A central processing unit (CPU) can only execute a specific number of instructions per second. Random access memory (RAM) has a fixed capacity for holding temporary data.
A hard drive has a maximum speed at which it can write or read information.
When an application is designed for a single server, it operates within these boundaries.
If the application receives a few requests per second, the hardware handles them easily. However, as the user base grows, the number of requests increases. Eventually, the demand exceeds the physical capacity of the machine.
The CPU reaches 100% utilization and freezes. The memory fills up, causing the operating system to reject new tasks.
The network interface becomes saturated, dropping data packets. “Assuming scale” means accepting that a single machine will inevitably fail. It requires a design strategy that moves beyond the limitations of one computer and utilizes a network of computers working together.
Vertical Scaling versus Horizontal Scaling
When a system reaches its limit, there are two primary ways to increase capacity.
Vertical Scaling
The first method is to upgrade the existing hardware. This is known as Vertical Scaling.
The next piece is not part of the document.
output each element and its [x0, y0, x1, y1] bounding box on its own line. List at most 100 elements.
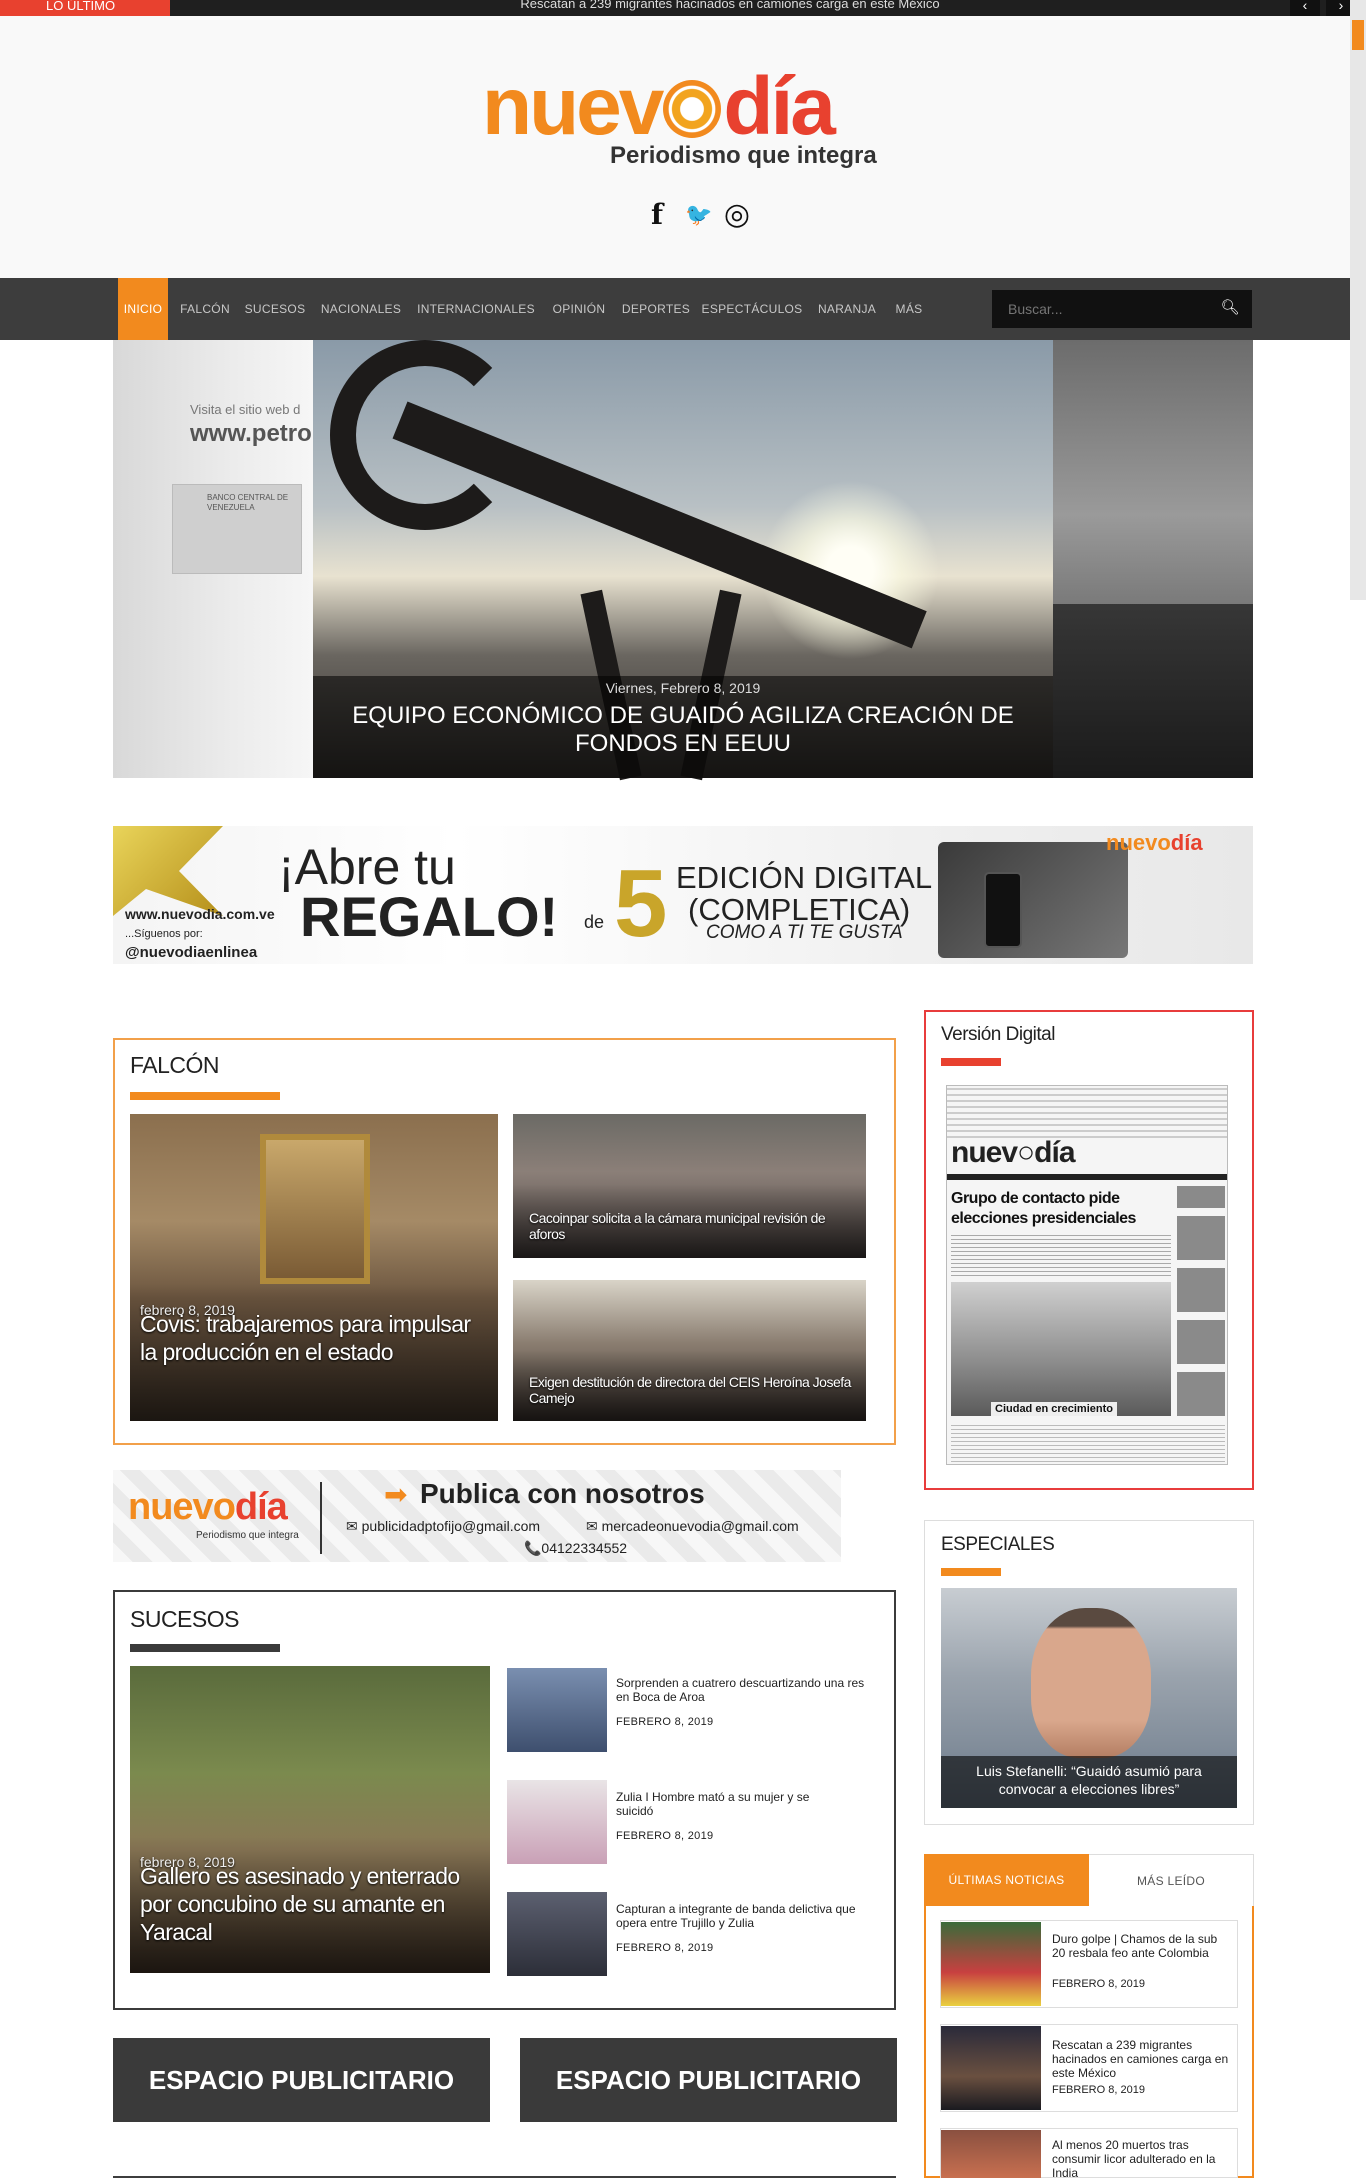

If the server runs out of memory, the memory is increased.
If the processor is too slow, it is replaced with a faster model.
This approach is attractive because it does not require changing the software. The code remains the same, but it runs on a more powerful machine. However, vertical scaling has a distinct ceiling. There is a physical limit to how much RAM or how many processor cores can fit into a single server.
Additionally, the cost of high-end hardware rises exponentially.
Eventually, it becomes impossible to buy a machine powerful enough to handle the workload.
Horizontal Scaling
The second method is to add more machines. This is known as Horizontal Scaling.
Instead of upgrading one server, the system uses multiple standard servers running in parallel.
If one server can handle 500 users, ten servers can handle 5,000 users.
This method theoretically allows for infinite growth.
If traffic increases, more servers are added to the pool. This approach is the standard for large-scale systems. However, it introduces complexity.
The software must be designed to run across multiple machines that do not share memory or file storage.
Distributing Traffic with Load Balancers
Moving to a horizontal scaling model creates a routing problem.
When there is only one server, the user connects directly to it.
When there are ten servers, the user needs a way to connect to the correct one. It is not practical to give users ten different web addresses.
The solution is a component called a Load Balancer.
A load balancer is a server that sits between the users and the application servers. It acts as a reverse proxy, meaning it accepts requests on behalf of the servers. When a user sends a request, it hits the load balancer first.
The load balancer then selects one of the available application servers and forwards the request to it.
This component performs several critical functions:
Traffic Distribution: It spreads the workload evenly across the server pool. This ensures that no single server is overwhelmed while others remain idle.
Health Checking: It continuously monitors the application servers. If a server crashes or stops responding, the load balancer detects the failure and stops sending traffic to that specific machine.
Seamless Experience: The user never knows which specific server they are communicating with. They simply see a responsive application.
The Database Bottleneck
Scaling the application logic is often easier than scaling the data. Application servers can be stateless, meaning they process a request and then forget about it. Databases, however, must maintain state. They must store data permanently and ensure it is accurate.